Oregon Gov. John Kitzhaber spoke to his state’s Board of Forestry this week and had some bold ideas that you don’t often hear from governors, especially on timber issues. His proposal is relevant not just for Oregon but every Western state.
(Kitzhaber told the board) to step back from the “politically driven seesaw management” of the state’s timberland and adopt a balanced approach that can be extended to the much larger federal forests as well.
Kitzhaber, in a rare appearance by a governor before the board, said current management practices put state, federal and private forests in isolated silos, when they should be viewed as an interconnected landscape.
“We are mired in ongoing conflict — timber sale by timber sale, forest by forest — rather than engaging in a holistic strategy” that balances environmental, economic and community values, the governor said.
What this means in concrete terms are permanent boundaries within the forests, setting aside land for conservation and land for timber harvest, Kitzhaber said.
This approach does have drawbacks, according to Board Chairman John Blackwell.
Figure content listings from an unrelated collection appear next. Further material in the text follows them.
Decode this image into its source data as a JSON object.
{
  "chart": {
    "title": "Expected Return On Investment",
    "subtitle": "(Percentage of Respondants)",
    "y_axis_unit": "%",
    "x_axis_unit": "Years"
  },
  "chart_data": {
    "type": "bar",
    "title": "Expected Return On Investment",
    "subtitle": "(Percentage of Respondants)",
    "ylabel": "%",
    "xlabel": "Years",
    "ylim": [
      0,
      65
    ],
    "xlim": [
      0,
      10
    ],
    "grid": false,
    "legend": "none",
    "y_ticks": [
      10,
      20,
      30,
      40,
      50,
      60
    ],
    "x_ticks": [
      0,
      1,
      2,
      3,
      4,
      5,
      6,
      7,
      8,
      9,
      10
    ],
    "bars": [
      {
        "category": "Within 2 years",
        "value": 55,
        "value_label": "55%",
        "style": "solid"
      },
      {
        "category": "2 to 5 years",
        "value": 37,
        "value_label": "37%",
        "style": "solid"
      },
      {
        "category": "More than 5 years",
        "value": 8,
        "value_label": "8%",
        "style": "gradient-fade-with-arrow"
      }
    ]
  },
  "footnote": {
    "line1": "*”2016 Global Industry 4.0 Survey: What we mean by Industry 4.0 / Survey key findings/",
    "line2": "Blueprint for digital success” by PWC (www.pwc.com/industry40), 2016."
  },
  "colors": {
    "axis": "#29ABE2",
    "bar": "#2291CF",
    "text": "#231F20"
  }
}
Blackwell noted there’s still the risk of both sides – timber and conservation communities – being unhappy with the results. Conservation groups might not get as much land as they want in protected areas across the landscape, he said, and the timber industry could be concerned that once you start zoning conservation areas there will be a “creeping” effect that will gradually rope off more and more of the timber.
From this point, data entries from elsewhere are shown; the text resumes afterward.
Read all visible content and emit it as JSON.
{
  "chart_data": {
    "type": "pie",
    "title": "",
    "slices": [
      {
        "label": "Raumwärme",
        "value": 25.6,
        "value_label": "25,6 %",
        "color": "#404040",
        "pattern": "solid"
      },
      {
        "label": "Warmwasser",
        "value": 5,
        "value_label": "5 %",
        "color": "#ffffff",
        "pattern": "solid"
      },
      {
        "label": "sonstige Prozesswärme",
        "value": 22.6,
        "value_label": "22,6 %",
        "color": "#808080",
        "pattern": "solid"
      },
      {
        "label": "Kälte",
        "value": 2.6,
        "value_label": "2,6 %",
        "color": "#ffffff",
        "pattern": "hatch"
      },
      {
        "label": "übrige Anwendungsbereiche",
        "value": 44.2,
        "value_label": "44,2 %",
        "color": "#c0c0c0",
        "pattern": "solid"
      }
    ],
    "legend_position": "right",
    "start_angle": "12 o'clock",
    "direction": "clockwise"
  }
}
The governor seemed to offer carrots for both timber companies and environmental groups.
He suggested the board adopt strict performance standards to measure the success of forest policies and re-examine the longstanding model that produces timber by cutting forests in a way to encourage structures similar to old growth, rather than for maximum timber yield.
He also encouraged the board to act more aggressively to protect fish and wildlife habitat, particularly along salmon streams and on hillsides vulnerable to landslides, which will create conservation jobs and give everyone a better idea about what to expect from state forests.
Kitzhaber told the board to take a new look at its business model, taking into account the economic problems faced by timber counties, where plummeting federal timber revenues have left them struggling to survive.
Both timber companies and environmental groups said the proposal is worth exploring.
The Sierra Club, Wild Salmon Center and Association of Northwest Steelheaders issued a joint statement applauding the idea of establishing conservation areas.
Ray Wilkeson, president of the Oregon Forest Industries Council, said Kitzhaber’s ideas are worth a try both on state and federal land.
“If anybody can do it, it would be him,” Wilkeson said of Kitzhaber.